Glenn’s was the first death in the entire series that made me question my allegiance to the show. Sure, a lot of good people have died, but they were all replaceable. Glenn was not.
From the very first episode, Glenn risked his life to save Rick. His selflessness was repeated throughout the series as he escaped death countless times and tried to help as many of his friends along with him as he could.
Despite his and the rest of the crew’s efforts, many people died, but the effects of watching people die over and over again were different for each character. Rick was once heroic, but later shunned as a demented character by many watchers. Carol began as a helpless victim and later emerged as a master manipulator. Glenn was always the same.
No matter the circumstance, there was a kindness and concern that radiated from him. He cared for the group with a clever, level-headedness the other characters struggled to maintain. Right down to the end, Glenn watched out for the health of others. In season 6 episode 12, Glenn stopped Heath from killing a man in an attempt to protect him from the mental trauma it would incur.

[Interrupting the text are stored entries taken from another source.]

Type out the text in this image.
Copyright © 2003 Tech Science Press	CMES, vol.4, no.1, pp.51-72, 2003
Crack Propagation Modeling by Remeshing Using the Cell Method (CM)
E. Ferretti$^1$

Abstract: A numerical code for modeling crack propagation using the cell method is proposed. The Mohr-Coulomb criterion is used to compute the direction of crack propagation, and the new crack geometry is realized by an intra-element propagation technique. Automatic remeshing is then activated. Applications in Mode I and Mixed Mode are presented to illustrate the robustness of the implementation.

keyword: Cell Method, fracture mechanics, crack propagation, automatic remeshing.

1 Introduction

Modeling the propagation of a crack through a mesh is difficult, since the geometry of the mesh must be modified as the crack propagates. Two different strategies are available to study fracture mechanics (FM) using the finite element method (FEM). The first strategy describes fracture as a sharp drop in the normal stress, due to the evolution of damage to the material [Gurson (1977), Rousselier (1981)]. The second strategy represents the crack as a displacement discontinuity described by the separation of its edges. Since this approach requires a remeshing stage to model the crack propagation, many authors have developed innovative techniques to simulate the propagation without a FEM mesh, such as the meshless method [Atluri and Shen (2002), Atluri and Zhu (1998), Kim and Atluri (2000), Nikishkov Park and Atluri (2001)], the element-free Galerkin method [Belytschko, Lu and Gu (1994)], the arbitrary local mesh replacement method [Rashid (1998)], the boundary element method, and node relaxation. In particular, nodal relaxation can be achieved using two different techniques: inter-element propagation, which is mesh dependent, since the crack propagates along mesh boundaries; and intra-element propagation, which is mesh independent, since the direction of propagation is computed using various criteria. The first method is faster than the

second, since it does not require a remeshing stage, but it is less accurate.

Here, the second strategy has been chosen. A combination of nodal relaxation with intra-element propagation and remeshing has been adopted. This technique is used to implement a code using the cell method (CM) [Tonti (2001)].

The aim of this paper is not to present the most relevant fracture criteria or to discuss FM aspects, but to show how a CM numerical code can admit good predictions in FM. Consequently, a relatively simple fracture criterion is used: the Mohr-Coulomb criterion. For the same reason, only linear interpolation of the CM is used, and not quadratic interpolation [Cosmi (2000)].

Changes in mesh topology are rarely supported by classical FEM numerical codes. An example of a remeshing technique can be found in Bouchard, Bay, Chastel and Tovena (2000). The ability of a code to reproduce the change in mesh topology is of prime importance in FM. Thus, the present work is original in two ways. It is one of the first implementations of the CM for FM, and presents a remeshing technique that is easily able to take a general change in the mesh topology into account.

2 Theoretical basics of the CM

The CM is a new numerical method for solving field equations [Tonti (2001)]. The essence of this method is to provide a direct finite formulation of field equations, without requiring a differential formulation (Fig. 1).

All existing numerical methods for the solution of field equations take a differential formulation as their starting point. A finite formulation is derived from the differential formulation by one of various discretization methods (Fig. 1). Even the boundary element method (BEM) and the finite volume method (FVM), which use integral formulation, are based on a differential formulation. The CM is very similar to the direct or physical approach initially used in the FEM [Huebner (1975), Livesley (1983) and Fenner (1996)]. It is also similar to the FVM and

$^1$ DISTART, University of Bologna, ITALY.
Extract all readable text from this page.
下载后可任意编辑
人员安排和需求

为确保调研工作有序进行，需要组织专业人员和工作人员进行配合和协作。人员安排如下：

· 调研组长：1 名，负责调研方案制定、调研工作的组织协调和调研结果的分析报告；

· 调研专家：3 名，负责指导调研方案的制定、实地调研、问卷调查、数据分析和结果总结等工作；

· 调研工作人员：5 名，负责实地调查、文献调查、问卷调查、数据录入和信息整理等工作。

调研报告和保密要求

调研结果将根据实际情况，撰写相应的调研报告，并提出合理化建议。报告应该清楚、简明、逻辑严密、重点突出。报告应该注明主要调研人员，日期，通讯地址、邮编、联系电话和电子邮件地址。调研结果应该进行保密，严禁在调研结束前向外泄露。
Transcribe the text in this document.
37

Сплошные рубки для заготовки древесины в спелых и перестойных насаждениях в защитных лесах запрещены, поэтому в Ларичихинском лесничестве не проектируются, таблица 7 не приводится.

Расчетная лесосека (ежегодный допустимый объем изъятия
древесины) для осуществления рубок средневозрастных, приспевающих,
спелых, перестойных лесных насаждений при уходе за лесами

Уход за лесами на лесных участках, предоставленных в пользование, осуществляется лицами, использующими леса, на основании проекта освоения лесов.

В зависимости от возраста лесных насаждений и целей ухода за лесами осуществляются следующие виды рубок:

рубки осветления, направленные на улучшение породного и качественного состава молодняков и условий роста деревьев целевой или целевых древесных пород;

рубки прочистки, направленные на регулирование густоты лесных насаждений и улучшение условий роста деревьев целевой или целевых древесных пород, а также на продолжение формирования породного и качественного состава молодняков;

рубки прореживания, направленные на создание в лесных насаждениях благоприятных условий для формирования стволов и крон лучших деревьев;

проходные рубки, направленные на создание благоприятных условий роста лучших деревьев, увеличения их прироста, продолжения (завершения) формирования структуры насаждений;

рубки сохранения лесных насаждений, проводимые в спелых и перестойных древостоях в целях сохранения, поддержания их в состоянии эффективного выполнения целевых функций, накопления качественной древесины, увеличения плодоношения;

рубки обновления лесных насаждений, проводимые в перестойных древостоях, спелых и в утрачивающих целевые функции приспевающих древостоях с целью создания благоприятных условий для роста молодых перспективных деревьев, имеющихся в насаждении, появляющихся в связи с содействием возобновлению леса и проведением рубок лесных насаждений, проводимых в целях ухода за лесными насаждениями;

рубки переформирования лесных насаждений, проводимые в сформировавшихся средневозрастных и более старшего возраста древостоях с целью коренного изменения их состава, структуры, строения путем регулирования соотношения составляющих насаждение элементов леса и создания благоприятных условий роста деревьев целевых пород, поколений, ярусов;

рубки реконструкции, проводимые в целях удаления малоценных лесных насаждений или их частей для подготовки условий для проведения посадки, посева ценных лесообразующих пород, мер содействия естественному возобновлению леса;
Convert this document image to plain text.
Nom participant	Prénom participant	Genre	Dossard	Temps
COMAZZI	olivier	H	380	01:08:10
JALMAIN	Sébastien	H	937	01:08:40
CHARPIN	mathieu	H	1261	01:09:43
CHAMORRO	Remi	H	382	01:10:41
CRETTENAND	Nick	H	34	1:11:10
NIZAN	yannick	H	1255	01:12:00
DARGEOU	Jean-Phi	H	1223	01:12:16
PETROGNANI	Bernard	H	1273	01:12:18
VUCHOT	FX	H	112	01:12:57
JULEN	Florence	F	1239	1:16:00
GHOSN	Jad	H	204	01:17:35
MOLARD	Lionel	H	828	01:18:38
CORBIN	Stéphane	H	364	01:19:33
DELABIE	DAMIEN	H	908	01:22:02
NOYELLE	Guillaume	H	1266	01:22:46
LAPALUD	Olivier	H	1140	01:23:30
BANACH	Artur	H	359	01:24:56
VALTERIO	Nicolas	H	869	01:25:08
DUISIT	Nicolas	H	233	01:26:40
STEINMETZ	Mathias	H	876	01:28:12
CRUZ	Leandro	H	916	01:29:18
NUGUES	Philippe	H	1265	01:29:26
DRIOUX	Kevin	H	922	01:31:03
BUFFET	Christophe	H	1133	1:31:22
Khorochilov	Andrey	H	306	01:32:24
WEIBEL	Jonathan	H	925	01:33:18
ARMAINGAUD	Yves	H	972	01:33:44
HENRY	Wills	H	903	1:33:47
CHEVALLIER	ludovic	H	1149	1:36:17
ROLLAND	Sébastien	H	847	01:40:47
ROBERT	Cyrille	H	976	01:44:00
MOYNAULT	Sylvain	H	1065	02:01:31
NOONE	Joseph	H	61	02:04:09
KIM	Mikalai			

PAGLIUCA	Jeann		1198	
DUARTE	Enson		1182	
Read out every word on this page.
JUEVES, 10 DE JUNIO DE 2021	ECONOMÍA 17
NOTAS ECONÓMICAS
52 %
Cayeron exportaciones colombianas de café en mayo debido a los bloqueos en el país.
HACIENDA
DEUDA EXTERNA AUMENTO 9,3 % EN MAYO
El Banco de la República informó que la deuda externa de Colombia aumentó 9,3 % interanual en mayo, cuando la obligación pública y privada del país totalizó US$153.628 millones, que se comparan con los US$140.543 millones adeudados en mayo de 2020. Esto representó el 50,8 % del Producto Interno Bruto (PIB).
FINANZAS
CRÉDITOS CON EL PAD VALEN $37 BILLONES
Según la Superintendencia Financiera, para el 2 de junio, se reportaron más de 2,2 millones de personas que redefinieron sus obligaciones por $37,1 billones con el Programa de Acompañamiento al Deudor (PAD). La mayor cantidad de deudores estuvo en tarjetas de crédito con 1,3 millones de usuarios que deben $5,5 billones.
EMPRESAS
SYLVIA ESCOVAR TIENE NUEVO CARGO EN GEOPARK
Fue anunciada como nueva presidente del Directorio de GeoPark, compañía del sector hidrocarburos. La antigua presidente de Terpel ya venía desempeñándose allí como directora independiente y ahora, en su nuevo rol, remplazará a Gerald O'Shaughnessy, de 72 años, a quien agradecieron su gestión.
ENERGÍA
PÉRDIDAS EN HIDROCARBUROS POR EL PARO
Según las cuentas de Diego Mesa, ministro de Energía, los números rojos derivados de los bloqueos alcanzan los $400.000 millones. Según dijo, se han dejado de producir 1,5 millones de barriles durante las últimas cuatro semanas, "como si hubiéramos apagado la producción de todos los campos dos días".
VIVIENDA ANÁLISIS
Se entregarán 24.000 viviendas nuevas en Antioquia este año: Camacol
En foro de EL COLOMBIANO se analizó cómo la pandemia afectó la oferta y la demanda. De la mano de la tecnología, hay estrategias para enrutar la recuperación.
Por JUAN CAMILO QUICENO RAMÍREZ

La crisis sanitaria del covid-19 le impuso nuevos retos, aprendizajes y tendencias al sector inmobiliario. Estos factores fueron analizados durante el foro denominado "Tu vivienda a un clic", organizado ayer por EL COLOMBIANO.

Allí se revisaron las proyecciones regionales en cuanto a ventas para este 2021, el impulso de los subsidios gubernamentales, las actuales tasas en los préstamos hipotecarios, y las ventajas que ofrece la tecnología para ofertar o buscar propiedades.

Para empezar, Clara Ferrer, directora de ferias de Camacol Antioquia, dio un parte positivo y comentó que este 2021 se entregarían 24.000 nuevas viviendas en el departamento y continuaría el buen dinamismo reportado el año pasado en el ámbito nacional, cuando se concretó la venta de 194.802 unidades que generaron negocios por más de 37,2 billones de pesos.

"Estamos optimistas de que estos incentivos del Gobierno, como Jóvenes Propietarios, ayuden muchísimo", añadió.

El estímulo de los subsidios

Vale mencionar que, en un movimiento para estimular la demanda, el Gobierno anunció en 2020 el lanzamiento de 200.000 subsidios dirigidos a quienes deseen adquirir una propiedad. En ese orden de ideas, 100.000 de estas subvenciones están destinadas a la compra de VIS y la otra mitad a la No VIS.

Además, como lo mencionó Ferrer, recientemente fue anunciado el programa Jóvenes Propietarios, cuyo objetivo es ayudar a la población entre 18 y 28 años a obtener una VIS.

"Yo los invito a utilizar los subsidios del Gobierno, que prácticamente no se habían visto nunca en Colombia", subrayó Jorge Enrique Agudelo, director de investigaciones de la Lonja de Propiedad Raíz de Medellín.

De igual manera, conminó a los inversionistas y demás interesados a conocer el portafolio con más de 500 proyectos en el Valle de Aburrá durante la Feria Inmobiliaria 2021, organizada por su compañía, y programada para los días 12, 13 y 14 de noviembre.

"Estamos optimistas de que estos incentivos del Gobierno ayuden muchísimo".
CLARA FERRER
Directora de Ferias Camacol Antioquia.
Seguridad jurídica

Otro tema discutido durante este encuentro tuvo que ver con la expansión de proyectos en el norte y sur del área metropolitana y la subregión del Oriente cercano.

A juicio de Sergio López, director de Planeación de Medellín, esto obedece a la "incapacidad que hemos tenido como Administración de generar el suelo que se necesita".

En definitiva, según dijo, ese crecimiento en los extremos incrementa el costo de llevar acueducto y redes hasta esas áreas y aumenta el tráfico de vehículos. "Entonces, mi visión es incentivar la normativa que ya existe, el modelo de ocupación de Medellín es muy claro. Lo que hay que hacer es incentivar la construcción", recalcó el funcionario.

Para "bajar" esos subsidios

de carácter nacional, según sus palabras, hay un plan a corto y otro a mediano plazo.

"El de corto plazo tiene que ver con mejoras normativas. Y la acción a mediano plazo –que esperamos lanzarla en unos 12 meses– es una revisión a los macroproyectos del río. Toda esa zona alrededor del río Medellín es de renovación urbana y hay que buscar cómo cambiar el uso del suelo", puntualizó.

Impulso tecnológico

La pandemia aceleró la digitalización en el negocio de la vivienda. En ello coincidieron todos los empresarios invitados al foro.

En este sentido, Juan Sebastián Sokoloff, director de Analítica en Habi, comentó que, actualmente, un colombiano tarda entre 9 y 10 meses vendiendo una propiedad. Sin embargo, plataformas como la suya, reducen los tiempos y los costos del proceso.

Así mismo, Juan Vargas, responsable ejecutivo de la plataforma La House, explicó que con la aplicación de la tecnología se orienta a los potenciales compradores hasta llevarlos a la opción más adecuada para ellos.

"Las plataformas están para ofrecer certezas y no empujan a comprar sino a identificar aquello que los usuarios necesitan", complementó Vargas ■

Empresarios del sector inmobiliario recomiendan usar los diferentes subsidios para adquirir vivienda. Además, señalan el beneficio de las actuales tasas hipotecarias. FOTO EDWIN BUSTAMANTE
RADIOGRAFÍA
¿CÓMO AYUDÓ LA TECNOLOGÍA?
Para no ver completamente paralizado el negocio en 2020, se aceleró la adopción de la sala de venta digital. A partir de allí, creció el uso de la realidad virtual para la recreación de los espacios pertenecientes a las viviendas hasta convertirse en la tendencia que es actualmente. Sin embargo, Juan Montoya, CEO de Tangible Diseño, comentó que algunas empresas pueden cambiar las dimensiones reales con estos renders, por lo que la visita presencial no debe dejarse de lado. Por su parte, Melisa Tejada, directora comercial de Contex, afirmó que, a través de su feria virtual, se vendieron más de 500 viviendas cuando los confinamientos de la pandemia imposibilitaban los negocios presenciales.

Perhaps it was fit that the character who brought such a lightness to the dark subject matter of the show finally met his end in alignment with a new, particularly cruel character, Negan.
Though Negan is not the first villainous character to plague Rick’s group, he is the most powerful. He runs a dictatorship of similarly deranged men and women, called the saviors. The cruelty of Negan’s group was first made evident in season 6 episode 13 when Paula and Michelle were introduced, and further outlined by idleness of the rest of the saviors as Negan obliterated Abraham and Glenn’s heads with a bat wrapped in barbed wire. The Saviors are not a family, but a compilation of misfits who have already lost everything. People who have nothing to lose always seem to fight with an intimidating level of viciousness.
Without knowledge of the Saviors’ strength, Rick could not match it. The distraught helplessness in Rick’s eyes was a look he doesn’t wear often. Accepting defeat isn’t usually within the realm of possibility for him and his group, but by the look of next week’s preview, there’s a first for everything.
“I’m not in charge anymore,” Rick announces to Alexandria in the season 7 episode 2 promo.
So we’ll be seeing plenty of Negan.
Negan is the same as many dictators, though. He rules by fear, covered in a cloak of amity and fairness. He claims the Alexandrians will survive as long as they cooperate, but they won’t cooperate forever. It might be a while, but soon it’ll be time for another fight.